Do you get money back if you outlive term life insurance? ›

Another reason companies are able keep term life premiums lower is that premiums are almost never refunded. This is normally the case even if you cancel your policy. So in most cases you shouldn't expect any money back after your term expires.

What type of life insurance makes money? ›

While both pay out death benefits, only permanent life insurance has the potential to grow a cash value. That's because permanent policies like whole life insurance include a reserve called the “cash value.” A portion of your premium goes toward the cash value, and the money grows tax-deferred.

What life insurance builds the most cash value? ›

Whole life insurance typically lasts your entire life and builds consistent cash value over time.

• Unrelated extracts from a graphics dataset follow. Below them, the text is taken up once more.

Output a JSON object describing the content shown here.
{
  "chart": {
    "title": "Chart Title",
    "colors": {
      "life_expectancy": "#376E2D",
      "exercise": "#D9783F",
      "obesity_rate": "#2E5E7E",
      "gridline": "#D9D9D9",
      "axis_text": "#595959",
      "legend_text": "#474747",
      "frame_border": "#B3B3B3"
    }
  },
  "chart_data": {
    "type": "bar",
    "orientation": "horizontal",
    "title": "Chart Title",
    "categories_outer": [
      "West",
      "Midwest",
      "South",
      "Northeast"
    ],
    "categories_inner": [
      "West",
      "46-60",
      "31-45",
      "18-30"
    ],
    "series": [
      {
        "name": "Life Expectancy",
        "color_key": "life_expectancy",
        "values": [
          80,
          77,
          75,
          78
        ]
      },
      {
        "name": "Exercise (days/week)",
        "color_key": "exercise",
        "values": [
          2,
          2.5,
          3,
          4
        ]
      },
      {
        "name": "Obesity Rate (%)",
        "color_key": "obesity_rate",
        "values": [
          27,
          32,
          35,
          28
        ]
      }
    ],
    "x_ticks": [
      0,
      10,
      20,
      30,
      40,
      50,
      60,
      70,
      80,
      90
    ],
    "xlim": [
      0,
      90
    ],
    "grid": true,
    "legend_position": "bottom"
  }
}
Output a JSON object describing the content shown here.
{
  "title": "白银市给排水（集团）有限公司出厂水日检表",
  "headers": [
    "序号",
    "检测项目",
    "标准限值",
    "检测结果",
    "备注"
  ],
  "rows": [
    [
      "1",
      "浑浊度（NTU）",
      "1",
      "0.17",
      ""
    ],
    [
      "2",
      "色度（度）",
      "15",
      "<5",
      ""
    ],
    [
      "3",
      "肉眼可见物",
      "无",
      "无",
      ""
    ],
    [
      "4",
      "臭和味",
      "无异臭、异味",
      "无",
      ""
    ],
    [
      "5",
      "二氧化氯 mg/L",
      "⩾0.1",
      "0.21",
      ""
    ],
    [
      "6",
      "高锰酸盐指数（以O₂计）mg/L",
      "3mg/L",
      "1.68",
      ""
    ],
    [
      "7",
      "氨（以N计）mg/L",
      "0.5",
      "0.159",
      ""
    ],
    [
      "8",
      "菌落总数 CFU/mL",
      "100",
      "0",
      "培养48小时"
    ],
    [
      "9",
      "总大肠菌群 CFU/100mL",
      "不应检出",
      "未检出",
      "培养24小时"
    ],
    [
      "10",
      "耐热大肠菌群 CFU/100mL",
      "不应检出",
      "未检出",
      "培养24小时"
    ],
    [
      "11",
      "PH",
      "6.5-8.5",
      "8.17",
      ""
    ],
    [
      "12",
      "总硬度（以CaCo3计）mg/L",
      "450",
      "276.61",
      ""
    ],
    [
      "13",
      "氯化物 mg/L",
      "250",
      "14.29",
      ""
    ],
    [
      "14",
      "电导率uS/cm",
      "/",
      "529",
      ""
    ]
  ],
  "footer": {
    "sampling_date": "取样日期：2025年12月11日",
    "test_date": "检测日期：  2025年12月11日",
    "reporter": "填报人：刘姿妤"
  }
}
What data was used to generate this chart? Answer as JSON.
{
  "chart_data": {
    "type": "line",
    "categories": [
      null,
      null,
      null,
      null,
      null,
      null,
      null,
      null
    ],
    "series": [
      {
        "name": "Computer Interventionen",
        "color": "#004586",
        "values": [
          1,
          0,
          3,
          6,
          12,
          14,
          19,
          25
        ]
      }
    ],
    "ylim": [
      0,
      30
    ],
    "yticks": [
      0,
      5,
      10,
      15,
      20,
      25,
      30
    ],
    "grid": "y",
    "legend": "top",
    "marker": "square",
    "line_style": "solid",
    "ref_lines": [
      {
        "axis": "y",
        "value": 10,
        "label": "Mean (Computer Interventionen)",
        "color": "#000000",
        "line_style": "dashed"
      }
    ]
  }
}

What type of life insurance gives the greatest amount? ›

Term insurance is initially cheaper than other types of policies that offer the same amount of protection. Therefore, it gives you the greatest immediate coverage per dollar.

Can you become a millionaire selling life insurance? ›

Some agents, advisors, and multi-line agents made a million dollars in the first year they worked with us selling life insurance! While most of the others it took 2, 3, or more years to make a million dollars per year selling life insurance. (We are not recruiters.